While an environmental assessment of the shark meshing program has been carried out in NSW, there has never been a Federal assessment of this program under the more stringent federal environmental laws. If a program such as this has a significant impact on a listed Matter of National Environmental Significance which includes listed threatened species such as the Grey Nurse Shark.
HSI director Michael Kennedy said, “The Environment Minister must call in this program for assessment and reverse the increasingly backwards appearance of the Federal Australian Government in its approach to the protection of Australian sharks and marine life in general. With the NSW shark meshing program never being assessed at a federal level before, under a stricter set of environmental laws, the impacts of this program have gone unnoticed by the State Government.
“The shark meshing program is an outdated policy from the 1930’s that is a blunt instrument, indiscriminately killing many marine species in order to deplete populations of sharks. The threat of being attacked by a shark is actually a comparatively small one, and certainly does not justify the disastrous impact this program has on marine species, especially the Grey Nurse Shark.”
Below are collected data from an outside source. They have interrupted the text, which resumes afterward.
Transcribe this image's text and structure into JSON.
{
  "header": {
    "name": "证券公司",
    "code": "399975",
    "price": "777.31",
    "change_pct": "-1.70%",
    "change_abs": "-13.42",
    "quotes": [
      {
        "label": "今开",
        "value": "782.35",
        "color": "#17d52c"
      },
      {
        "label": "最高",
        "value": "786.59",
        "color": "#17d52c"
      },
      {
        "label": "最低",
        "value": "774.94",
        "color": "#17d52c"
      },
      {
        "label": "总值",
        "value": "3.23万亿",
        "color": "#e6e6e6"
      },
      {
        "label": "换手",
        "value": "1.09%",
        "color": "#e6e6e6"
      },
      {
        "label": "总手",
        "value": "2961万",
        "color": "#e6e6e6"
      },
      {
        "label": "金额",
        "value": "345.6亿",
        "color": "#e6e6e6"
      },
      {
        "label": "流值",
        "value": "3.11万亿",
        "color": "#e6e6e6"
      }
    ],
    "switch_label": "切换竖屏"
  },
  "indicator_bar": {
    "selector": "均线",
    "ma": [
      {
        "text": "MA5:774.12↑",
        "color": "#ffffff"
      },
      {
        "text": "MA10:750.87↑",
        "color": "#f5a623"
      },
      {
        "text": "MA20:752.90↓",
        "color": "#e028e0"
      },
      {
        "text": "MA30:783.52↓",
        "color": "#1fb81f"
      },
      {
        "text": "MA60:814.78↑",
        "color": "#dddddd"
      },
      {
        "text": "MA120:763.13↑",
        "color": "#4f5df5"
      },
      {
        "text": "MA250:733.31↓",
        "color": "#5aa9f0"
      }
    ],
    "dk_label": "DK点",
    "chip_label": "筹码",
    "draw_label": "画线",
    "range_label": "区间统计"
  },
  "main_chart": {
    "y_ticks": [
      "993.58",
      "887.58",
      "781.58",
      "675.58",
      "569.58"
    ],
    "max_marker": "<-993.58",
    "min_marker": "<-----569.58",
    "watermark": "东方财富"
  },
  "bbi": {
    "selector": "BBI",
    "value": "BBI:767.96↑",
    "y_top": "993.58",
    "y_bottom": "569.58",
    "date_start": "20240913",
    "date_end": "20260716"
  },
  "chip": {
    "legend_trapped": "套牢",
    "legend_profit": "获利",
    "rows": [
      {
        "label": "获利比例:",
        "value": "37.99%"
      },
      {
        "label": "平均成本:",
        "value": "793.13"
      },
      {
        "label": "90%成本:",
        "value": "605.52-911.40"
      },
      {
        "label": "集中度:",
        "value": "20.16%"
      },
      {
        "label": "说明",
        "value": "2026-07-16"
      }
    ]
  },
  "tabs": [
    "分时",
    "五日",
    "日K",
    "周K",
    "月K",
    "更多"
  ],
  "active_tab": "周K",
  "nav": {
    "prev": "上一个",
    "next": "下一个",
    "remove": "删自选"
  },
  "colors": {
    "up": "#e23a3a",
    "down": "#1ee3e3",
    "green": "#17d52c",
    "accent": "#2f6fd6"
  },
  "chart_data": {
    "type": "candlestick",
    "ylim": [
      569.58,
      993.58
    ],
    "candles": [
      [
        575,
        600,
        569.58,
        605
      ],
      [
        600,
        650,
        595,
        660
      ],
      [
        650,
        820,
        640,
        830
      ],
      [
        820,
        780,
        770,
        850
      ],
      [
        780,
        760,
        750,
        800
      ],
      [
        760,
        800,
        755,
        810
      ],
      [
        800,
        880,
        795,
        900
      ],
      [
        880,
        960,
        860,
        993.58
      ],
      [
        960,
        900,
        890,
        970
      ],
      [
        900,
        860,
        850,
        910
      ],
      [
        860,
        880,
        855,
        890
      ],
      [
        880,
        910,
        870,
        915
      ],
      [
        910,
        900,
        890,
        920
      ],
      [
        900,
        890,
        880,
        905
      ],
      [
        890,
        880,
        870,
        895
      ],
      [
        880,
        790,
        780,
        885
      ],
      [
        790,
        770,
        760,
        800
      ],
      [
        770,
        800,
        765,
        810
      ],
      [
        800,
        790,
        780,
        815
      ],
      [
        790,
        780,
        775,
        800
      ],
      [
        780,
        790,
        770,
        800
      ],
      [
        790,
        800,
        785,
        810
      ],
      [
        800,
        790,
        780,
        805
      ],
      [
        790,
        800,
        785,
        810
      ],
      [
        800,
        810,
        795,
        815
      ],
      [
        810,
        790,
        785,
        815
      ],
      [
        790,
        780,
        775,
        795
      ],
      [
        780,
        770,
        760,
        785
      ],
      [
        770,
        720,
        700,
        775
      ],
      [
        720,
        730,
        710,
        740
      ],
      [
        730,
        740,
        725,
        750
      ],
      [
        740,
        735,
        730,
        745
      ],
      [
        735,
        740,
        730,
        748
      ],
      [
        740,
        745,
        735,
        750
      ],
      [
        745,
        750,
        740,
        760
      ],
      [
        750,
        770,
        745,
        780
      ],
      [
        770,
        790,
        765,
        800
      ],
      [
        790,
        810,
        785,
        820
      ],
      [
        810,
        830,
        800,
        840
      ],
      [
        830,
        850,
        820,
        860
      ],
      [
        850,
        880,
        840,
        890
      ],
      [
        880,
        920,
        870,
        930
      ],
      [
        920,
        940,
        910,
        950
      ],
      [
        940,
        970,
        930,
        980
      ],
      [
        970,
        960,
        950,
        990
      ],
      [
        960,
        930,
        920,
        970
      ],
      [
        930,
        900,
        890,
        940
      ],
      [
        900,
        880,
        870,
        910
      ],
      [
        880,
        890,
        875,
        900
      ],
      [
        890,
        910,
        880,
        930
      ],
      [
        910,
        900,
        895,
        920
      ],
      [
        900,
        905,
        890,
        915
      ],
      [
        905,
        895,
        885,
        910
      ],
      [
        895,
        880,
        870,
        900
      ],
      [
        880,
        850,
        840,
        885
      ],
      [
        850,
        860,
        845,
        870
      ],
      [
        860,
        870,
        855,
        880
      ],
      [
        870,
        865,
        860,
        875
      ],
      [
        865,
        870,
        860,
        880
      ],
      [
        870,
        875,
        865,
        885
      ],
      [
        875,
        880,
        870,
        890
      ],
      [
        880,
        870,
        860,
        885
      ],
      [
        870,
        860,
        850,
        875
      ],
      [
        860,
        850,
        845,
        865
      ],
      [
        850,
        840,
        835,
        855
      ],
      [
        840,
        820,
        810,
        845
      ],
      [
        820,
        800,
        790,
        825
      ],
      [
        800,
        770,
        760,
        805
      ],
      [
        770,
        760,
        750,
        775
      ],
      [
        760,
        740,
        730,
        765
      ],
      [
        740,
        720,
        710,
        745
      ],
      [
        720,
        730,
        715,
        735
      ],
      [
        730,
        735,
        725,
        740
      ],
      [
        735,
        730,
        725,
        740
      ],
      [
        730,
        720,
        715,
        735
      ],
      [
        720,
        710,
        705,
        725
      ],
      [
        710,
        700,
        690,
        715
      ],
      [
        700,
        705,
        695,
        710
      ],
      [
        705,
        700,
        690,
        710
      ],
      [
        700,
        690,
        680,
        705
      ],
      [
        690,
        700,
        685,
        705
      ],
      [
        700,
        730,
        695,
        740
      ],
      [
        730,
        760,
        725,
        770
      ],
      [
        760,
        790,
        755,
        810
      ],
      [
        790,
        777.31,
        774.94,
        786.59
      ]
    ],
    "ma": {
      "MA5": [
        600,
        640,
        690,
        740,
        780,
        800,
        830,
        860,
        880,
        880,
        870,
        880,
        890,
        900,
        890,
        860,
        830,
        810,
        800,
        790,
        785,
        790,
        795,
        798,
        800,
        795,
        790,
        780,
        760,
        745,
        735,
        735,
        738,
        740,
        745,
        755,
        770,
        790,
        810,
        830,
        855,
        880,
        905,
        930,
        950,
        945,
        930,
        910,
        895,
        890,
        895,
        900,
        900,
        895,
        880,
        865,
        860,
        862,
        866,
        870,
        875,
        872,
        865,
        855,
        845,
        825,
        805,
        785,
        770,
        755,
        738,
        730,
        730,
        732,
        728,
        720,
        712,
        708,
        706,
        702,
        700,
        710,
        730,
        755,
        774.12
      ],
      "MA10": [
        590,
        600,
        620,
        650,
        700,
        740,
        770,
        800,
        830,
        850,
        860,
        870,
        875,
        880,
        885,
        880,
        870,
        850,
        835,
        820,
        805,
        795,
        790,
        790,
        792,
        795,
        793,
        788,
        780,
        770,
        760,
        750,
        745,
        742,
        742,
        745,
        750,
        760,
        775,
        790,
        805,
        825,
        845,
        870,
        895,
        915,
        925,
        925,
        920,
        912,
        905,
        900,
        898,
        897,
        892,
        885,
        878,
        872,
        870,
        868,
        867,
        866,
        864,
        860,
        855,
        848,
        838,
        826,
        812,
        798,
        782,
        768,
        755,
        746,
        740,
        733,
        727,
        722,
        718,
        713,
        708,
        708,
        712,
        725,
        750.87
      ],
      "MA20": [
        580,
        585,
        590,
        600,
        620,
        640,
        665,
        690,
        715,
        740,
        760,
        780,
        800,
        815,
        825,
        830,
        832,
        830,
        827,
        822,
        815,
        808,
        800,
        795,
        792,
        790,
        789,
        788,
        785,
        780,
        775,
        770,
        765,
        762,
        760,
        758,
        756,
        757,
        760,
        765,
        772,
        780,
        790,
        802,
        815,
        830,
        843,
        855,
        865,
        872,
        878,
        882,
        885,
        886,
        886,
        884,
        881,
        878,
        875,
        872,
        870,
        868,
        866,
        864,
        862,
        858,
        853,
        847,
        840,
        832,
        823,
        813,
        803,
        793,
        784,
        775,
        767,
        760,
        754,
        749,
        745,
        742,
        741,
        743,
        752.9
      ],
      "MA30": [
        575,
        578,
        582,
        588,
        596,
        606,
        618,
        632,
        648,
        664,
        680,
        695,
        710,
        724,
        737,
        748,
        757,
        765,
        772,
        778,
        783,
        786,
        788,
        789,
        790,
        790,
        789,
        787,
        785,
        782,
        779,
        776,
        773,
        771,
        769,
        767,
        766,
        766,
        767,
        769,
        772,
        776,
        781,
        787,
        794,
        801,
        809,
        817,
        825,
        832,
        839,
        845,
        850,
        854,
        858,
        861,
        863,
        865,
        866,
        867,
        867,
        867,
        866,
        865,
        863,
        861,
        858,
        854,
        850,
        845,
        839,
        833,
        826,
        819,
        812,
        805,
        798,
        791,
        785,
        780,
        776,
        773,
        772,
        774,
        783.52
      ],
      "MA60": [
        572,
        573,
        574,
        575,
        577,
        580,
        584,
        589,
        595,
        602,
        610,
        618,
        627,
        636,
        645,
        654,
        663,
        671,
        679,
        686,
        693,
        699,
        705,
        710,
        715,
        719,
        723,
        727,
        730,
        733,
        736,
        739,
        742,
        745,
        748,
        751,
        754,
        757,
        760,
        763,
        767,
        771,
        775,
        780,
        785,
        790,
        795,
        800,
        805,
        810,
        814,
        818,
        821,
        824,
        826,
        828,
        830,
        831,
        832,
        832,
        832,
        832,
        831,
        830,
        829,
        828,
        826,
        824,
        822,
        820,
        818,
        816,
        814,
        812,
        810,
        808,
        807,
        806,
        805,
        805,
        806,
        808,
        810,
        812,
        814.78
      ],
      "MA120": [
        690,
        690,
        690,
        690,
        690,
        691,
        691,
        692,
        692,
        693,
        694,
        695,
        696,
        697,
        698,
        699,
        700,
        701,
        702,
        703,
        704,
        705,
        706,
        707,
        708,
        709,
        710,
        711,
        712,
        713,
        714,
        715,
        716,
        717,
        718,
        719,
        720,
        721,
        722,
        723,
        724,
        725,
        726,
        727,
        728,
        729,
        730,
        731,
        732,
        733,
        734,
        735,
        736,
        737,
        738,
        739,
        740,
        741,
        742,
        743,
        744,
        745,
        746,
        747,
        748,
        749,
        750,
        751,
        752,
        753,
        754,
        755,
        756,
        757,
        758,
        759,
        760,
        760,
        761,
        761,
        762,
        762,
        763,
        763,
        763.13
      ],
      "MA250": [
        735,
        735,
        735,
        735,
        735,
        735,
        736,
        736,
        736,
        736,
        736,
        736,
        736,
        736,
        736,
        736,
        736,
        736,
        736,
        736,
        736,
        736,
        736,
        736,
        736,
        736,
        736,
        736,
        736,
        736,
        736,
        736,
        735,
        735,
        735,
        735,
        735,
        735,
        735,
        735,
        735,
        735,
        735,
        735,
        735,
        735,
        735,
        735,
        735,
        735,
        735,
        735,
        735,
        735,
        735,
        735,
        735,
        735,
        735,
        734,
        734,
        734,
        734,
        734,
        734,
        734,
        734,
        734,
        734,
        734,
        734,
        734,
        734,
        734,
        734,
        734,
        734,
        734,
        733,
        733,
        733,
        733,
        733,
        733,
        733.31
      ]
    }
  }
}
Mr Kennedy continued, “The impact on species such as the critically endangered grey nurse shark has a significant impact on that species. Every breeding individual is important for the survival of this shark, there only being around 1326 grey nurse sharks off the east coast of Australia, a number which is not positive for the long-term viability of the species. The Grey Nurse Shark population on the east coast is highly susceptible to even low levels of mortality because of its’ low reproduction rates and late maturation.
The fact that eleven grey nurses were killed in shark nets over a four year period means the program needs urgent assessment by the Federal Government as if this program continues with these impacts unassessed, we will likely see the eventual extinction of the Grey Nurse Shark on the east coast,” Mr Kennedy concluded.